Sometimes you just have to wait.
“We were trying to [stage the show] this summer, but COVID just stopped everything,” says Jalai Shelago-Hegna, White Bear Lake resident and writer of the new musical Yes, No? Perhaps, Maybe! “We had a reading at the Lakeshore Players Theater with the director Rob Thomas back in December. It was wonderful, and the response was really, really good.”
While production has been put on hold for now, Shelago-Hegna says she and her husband have been using the additional time to fine-tune the music. An extra year of waiting may be hard, but Shelago-Hegna has been crafting this story ever since events in 2003 first sparked her interest.
Yes, No? Perhaps, Maybe! begins in February 2003, after the U.S. House of Representatives has issued a series of retaliatory measures in reaction to France’s opposition of the war in Iraq. In the country’s rush to take sides, high school senior Amy Lefler is caught in the fray. She has a pen-pal in France and the opportunity to visit, but her father forbids her from going on her school trip to Paris.
“It just started coming to me and I felt strong about the message, about how judging other people based on stereotypes will always lead to failure,” says Shelago-Hegna. “I also wanted to memorialize that protest, which was the first coordinated worldwide protest that had ever happened in history.”
February 15th, 2003 marks the date of the first worldwide internet-coordinated protest against the impending Iraq War. “I started writing it after the protest,” Shelago-Hegna says. “It just all kind of came together, and I bounced it off of my friend Christina Graylee [who is Iranian-American], because we were waitressing together. She started helping me write it.”
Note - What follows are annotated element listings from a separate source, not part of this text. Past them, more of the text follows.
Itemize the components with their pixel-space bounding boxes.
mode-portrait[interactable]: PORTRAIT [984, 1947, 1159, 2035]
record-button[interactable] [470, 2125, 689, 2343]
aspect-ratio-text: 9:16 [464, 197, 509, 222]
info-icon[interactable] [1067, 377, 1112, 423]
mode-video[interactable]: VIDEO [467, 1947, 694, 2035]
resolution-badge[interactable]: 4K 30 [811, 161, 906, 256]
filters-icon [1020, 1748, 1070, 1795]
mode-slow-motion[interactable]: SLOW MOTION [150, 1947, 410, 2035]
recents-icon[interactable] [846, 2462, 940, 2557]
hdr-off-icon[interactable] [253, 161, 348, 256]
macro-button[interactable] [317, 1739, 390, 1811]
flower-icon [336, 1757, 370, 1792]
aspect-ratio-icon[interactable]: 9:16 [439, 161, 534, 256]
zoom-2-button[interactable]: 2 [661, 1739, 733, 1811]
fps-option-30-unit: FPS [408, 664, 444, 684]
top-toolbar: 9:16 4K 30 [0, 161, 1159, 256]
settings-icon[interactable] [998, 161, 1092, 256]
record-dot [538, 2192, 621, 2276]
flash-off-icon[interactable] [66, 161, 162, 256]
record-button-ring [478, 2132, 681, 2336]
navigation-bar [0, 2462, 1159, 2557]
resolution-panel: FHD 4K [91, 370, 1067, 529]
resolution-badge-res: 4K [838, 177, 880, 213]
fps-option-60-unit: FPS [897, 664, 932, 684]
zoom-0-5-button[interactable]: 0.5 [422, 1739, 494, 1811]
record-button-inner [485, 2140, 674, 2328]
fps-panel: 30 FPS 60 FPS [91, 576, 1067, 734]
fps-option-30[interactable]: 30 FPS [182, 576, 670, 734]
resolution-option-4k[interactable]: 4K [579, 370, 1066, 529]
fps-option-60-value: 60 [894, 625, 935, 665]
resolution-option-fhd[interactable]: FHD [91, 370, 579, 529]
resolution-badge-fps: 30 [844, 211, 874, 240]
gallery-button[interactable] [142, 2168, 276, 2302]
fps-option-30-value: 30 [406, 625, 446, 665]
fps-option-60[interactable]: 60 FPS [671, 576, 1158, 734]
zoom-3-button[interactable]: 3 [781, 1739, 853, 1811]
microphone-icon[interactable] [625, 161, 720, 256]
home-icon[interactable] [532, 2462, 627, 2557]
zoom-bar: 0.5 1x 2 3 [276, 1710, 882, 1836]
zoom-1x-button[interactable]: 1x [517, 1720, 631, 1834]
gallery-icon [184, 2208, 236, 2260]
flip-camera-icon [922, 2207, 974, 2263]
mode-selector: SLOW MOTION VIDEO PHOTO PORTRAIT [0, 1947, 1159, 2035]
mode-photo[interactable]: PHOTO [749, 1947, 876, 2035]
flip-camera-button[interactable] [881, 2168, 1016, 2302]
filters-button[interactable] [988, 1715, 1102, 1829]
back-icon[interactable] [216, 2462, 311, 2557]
Shelago-Hegna has another cowriter and advisor, Christopher Russo, who helped her with the French, but this was her first foray into writing for the stage. “I come from a very creative family,” Shelago-Hegna says with a laugh. “I have a lot of creative people in my life but, no, I don’t have any kind of writing degree or anything like that. I was a glass-blower professionally.”
When Shelago-Hegna moved to White Bear Lake, she knew she’d found the second setting for the musical she’d had in her heart and her head for years. “I moved here in 2016 and I was recovering from breast cancer. I began to learn more about the town, and I told Christi, ‘You know, this is the perfect place for Amy and her dad in the play.’”
While she was recovering, Shelago-Hegna volunteered as an usher at the former location of the Lakeshore Players Theater and was taken with the supportive nature of the arts scene. “There’s such a great vibe in the arts district here, and in the town itself," she says. "It’s very nice to write here.”
Although the musical won’t hit the stage for another year, Shelago-Hegna’s excitement is still palpable. “Having had this in my heart and mind for so long, and then having other people read the characters and really feel it, it’s very moving as a writer and an artist to actually have it come together.”